Il Belgio si avvia a diventare uno Stato Federale articolato in tre Comunità Regionali: Fiamminga, Vallone e Città di Bruxelles, suddivise a loro volta in Comunità Etniche; la prima di lingua olandese, le altre di lingua e cultura francofona e germanofona e, per la città di Bruxelles, multietnica.
Negli altri Stati del Continente l’Istituzione Regionale, quale soggetto politico titolare di potere legislativo, è sostanzialmente sconosciuta.

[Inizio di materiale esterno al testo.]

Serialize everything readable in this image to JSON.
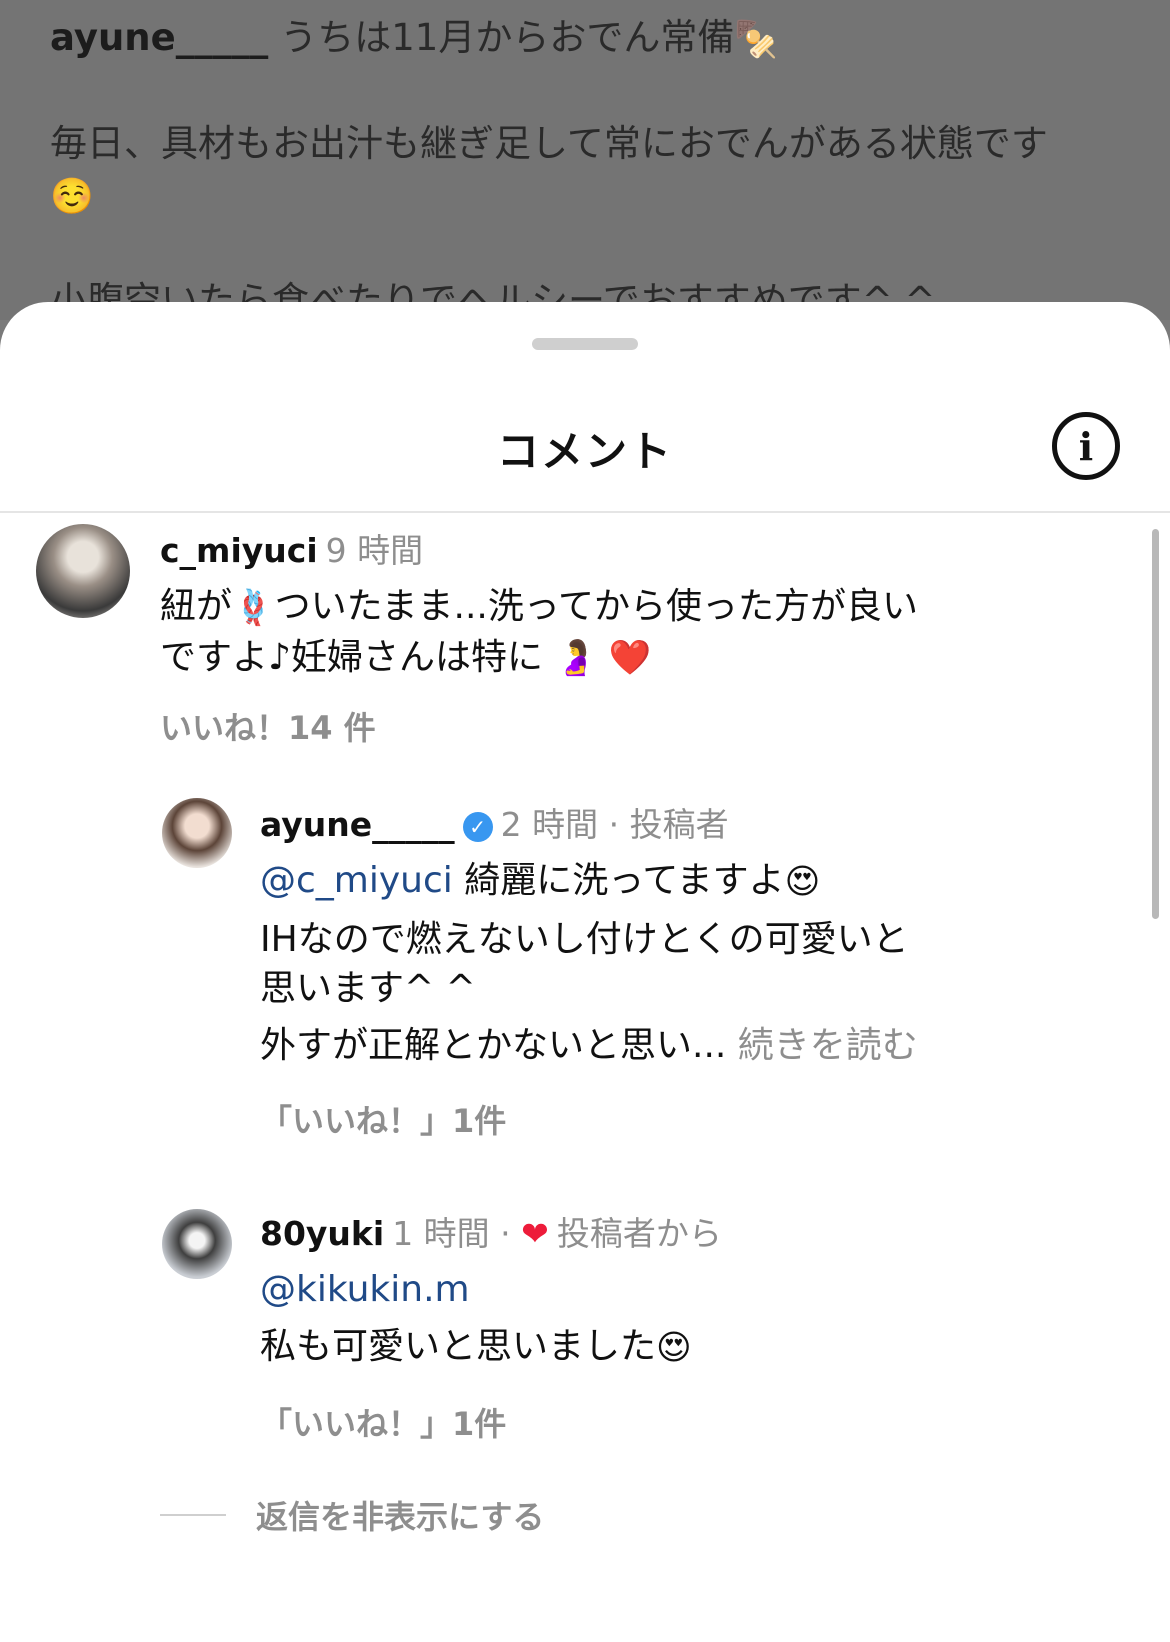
{
  "background_post": {
    "username": "ayune_____",
    "line1": "うちは11月からおでん常備",
    "line1_emoji": "🍢",
    "line2": "毎日、具材もお出汁も継ぎ足して常におでんがある状態です",
    "line2_emoji": "☺️",
    "line3": "小腹空いたら食べたりでヘルシーでおすすめです^ ^"
  },
  "sheet": {
    "title": "コメント",
    "info_icon": "info-icon"
  },
  "comments": [
    {
      "username": "c_miyuci",
      "time": "9 時間",
      "body_part1": "紐が",
      "emoji_knot": "🪢",
      "body_part2": "ついたまま...洗ってから使った方が良い",
      "body_line2": "ですよ♪妊婦さんは特に",
      "emoji_pregnant": "🤰",
      "emoji_heart": "❤️",
      "likes": "いいね！14 件"
    }
  ],
  "replies": [
    {
      "username": "ayune_____",
      "verified": true,
      "meta": "2 時間 · 投稿者",
      "mention": "@c_miyuci",
      "body_line1": " 綺麗に洗ってますよ",
      "emoji_love": "😍",
      "body_line2": "IHなので燃えないし付けとくの可愛いと",
      "body_line3": "思います^ ^",
      "body_line4": "外すが正解とかないと思い...",
      "read_more": "続きを読む",
      "likes": "「いいね！」1件"
    },
    {
      "username": "80yuki",
      "meta_time": "1 時間 ·",
      "meta_liked": "投稿者から",
      "mention": "@kikukin.m",
      "body_line1": "私も可愛いと思いました",
      "emoji_love": "😍",
      "likes": "「いいね！」1件"
    }
  ],
  "hide_replies": "返信を非表示にする"
}
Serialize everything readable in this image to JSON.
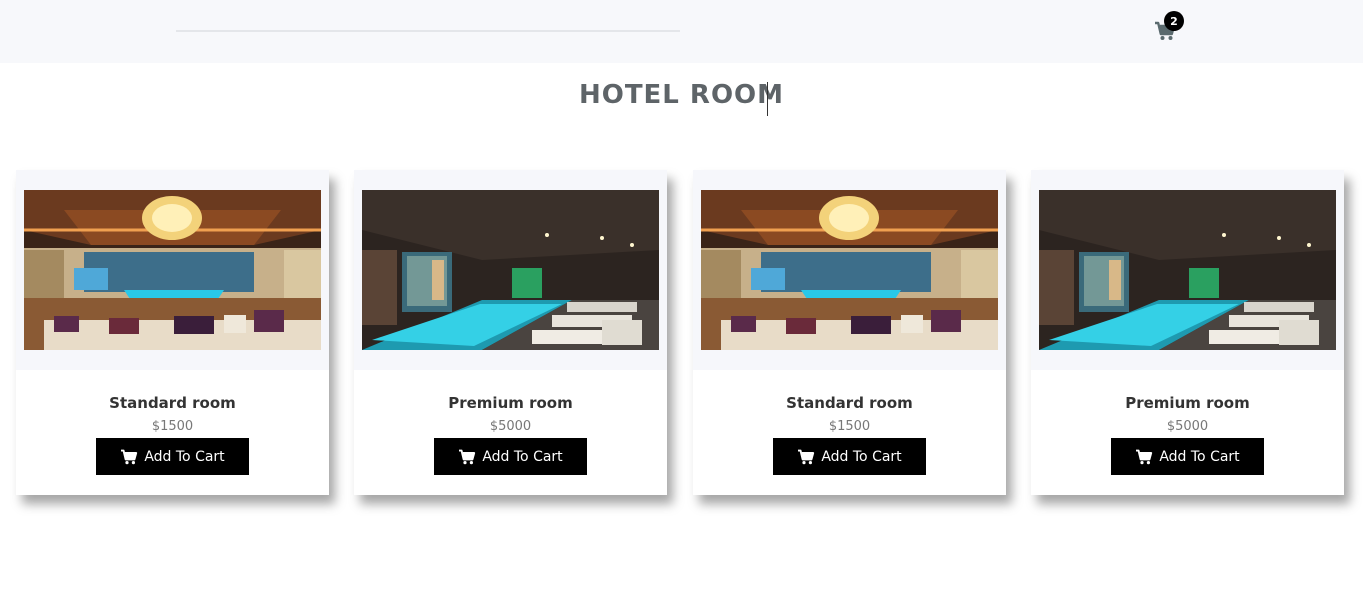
{
  "header": {
    "cart_count": "2"
  },
  "page_title": "HOTEL ROOM",
  "rooms": [
    {
      "name": "Standard room",
      "price": "$1500",
      "button": "Add To Cart",
      "image": "standard-room-photo"
    },
    {
      "name": "Premium room",
      "price": "$5000",
      "button": "Add To Cart",
      "image": "premium-room-photo"
    },
    {
      "name": "Standard room",
      "price": "$1500",
      "button": "Add To Cart",
      "image": "standard-room-photo"
    },
    {
      "name": "Premium room",
      "price": "$5000",
      "button": "Add To Cart",
      "image": "premium-room-photo"
    }
  ],
  "icons": {
    "cart": "cart-icon",
    "button_cart": "cart-icon"
  },
  "colors": {
    "topbar_bg": "#f7f8fb",
    "title": "#5e6468",
    "button_bg": "#000000",
    "button_text": "#ffffff"
  }
}
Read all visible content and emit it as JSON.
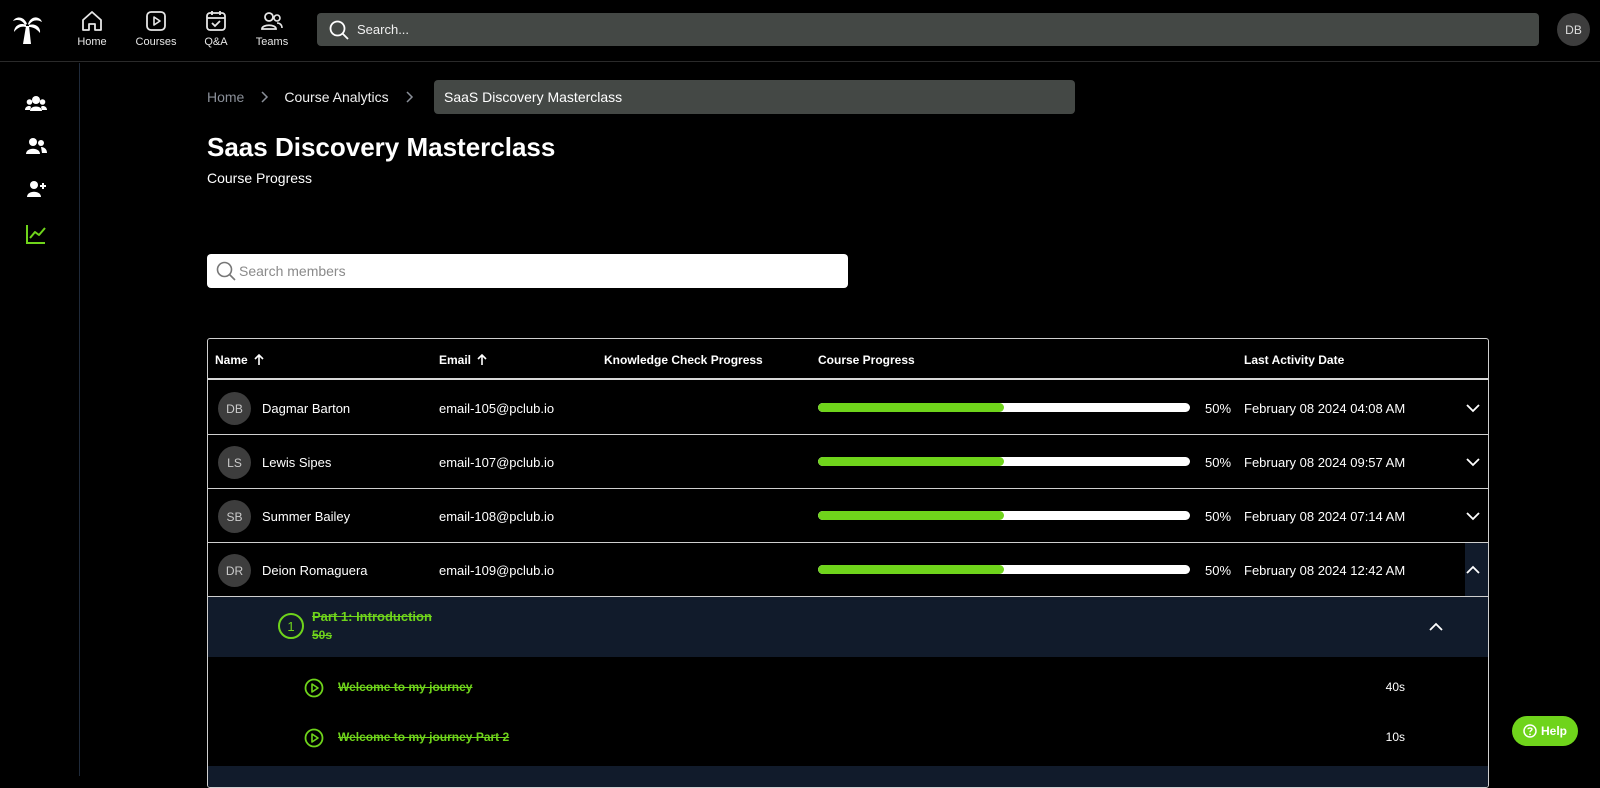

È del tutto evidente però che là dove esistono le regioni costituzionalmente riconosciute e aventi potere legislativo proprio, gl i organi del potere centrale sono costretti ad un continuo confronto dialettico con queste; il potere operativo dei governi nazionali ne risulta così significativamente limitato; non infrequente la capacità d’iniziativa delle regioni medesime nello stabilire rapporti diretti ed informali con le autorità comunitarie dando vita ad un rapporto di partenariato attraverso il quale si realizza il principio cardine della sussidarietà. del Trattato di Maaestricht la sussidarietà: riservare tutto il potere alle istituzioni di base deferendo a livello superiore ciò che per motivi diversi non può realizzarsi in sede locale.
La gerarchia dei poteri assume così un ruolo funzionale sia all’efficacia dell’azione che al profondo rinnovarsi della democrazia: realizzare il potere decisionale il più vicino possibile al Cittadino.